Decker's Truck series debut at Daytona saw her No. 54 Toyota cut a left front tire and rupture an oil line, setting the truck on fire on the first lap. At Kentucky Speedway in July, Decker was involved in an on-track incident with Spencer Boyd, eliminating both drivers from the race. Later, in the truck garage, Decker took Boyd’s hat off his head and slammed it on the ground before being verbally warned by a NASCAR official stating "that's enough". She was escorted away by her team.

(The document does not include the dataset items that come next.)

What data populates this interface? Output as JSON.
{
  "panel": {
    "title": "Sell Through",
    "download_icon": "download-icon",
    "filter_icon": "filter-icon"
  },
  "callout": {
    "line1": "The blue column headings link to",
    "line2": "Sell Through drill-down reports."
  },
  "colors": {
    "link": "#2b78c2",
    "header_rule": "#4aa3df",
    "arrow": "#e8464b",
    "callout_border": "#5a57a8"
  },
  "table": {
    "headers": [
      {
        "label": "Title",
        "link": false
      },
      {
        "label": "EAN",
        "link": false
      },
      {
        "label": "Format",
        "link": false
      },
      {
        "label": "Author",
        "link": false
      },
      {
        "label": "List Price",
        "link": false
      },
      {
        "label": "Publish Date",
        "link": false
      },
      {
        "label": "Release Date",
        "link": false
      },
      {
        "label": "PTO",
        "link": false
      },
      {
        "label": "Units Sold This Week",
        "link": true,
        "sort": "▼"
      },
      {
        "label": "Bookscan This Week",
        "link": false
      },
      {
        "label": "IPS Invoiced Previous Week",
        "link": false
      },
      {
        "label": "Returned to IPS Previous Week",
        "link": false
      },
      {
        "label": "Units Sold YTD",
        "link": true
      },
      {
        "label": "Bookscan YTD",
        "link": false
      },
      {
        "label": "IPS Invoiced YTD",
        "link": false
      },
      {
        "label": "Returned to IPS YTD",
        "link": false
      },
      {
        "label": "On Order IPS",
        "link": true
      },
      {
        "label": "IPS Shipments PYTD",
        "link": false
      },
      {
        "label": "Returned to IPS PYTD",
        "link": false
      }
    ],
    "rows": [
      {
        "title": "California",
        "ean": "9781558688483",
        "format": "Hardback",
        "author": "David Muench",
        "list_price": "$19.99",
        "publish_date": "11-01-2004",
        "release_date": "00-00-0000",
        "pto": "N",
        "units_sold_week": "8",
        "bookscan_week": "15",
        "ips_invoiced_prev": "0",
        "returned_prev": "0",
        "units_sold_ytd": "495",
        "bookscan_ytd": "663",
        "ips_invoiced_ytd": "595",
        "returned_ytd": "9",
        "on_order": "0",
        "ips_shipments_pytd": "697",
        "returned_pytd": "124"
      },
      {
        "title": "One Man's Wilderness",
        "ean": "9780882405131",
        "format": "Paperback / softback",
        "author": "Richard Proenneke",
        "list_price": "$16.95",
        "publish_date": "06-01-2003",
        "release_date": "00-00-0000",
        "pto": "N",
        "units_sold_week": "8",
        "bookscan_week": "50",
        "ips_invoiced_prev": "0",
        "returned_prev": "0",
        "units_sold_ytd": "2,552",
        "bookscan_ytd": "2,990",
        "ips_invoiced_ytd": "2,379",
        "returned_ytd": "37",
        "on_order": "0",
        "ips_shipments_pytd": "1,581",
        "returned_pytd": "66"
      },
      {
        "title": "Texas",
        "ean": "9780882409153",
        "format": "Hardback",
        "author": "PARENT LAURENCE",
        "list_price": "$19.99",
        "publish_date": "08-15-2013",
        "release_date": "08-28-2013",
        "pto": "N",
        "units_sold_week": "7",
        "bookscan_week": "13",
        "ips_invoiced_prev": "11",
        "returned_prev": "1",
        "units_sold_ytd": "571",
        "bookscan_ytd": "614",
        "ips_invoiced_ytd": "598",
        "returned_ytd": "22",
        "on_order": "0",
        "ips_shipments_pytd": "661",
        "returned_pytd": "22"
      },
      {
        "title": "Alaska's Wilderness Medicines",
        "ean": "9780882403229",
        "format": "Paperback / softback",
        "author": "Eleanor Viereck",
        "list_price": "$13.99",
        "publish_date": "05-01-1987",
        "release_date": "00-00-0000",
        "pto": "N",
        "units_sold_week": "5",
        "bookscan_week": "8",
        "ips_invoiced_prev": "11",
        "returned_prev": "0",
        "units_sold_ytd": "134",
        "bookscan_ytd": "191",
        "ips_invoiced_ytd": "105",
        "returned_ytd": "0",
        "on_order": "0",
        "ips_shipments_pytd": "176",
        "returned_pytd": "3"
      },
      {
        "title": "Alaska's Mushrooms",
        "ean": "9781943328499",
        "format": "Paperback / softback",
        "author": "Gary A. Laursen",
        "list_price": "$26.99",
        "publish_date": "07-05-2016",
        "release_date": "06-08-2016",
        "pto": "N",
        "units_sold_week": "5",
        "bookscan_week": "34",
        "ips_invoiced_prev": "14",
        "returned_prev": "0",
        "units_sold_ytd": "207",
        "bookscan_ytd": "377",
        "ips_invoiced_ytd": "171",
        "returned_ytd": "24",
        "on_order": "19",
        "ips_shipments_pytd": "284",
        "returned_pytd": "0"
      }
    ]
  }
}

Decker signed with Niece Motorsports for the 2020 season. On February 14, 2020, she finished fifth at Daytona, becoming the highest-finishing female driver in Truck Series history. She missed the Pocono race after being hospitalized for bile duct complications related to her gall bladder surgery in December 2019. On September 25, Decker was not medically cleared to race at Las Vegas after experiencing a high heart rate and high blood pressure; because her truck had cleared inspection and was placed on the starting grid, she was credited with a last-place finish in the race. Decker later pinpointed high blood pressure as the cause for fatigue, but with a deeper cause undetermined, she also missed the following race at Talladega Superspeedway, where Kaz Grala took the seat.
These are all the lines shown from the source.